Q2. Which of the following techniques can be used to reduce the number of channels/feature maps?
Pooling
Padding
1×1 convolution
Batch Normalization
Answer: 3 Explanation: 1×1 convolution can be used to reduce the number of channels/feature maps. Refer to this beautiful explanation by Andrew Ng to understand more.
Q3. Which of the following networks has the fastest prediction time?
R-CNN
Fast R-CNN
Faster R-CNN
Answer: 3 Explanation: As clear from the name, Faster R-CNN has the fastest prediction time. Refer to this research paper to understand more.
Q4. Max-Pooling makes the Convolutional Neural Network translation invariant (for small translations of the input)?
True
False
Answer: 1 Explanation: According to Ian Goodfellow, Max pooling achieves partial invariance to small translations because the max of a region depends only on the single largest element. If a small translation doesn’t bring in a new largest element at the edge of the pooling region and also doesn’t remove the largest element by taking it outside the pooling region, then the max doesn’t change.
Q5. What do you mean by the term “Region Proposals” as used in the R-CNN paper?
regions of an image that could possibly contain an object of interest
regions of an image that could possibly contain information other than the object of interest
final bounding boxes given by the R-CNN
Answer: 1 Explanation: As clear from the name, Region Proposals are a set of candidate regions that could possibly contain an object of interest. These region proposals are then fed to a CNN which extracts features from each of these proposals and these features are then fed to a SVM classifier to determine what type of object (if any) is contained within the proposal. The main reason behind extracting these region proposals beforehand is that instead of searching the object at all image locations, we should search for only those locations where there is a possibility of object. This will reduce the false positives as we are only searching in the regions where there is a possibility of having an object. Refer to this research paper to understand more.
Q6. Because Pooling layer has no parameters, they don’t affect the gradient calculation during backpropagation?
True
False
Answer: 2 Explanation: It is true that Pooling layer has no parameters and hence no learning takes place during backpropagation. But it’s wrong to say that they don’t affect the gradient calculation during backpropagation because pooling layer guides the gradient to the right input from which the Pooling output came from. Refer to this link to know more.
Q7. Which of the following techniques was used by Traditional computer vision object detection algorithms to locate objects in images at varying scales and locations?
image pyramids for varing scale and sliding windows for varing locations
image pyramids for varing locations and sliding windows for varing scale
Answer: 1 Explanation: Becuase an object can be of any size and can be present at any location, so for object detection we need to search both at different locations and scales.
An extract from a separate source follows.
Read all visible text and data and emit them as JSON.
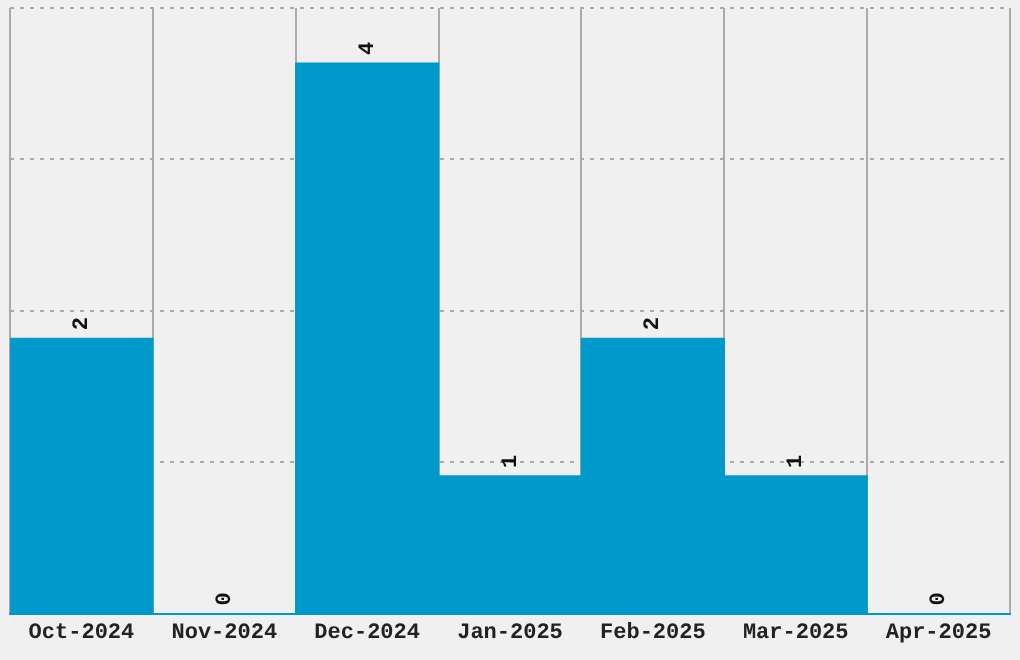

As we know that by using image pyramids (multi-resolution representations for images) we can handle scale dependency and for locations we can use sliding window. So, traditional computer vision algorithms use these for object detection. For instance, refer to the Overfeat paper that shows how a multiscale and sliding window approach can be efficiently implemented within a ConvNet.
Q8. How do you introduce non-linearity in a Convolutional Neural Network (CNN)?
Using ReLU
Using a Max-Pooling layer
Both of the above
None of the above
Answer: 3 Explanation: Non-linearity can be introduced by either using ReLU (non-linear activation function) or by using a Max-Pooling layer (as max is a non-linear function).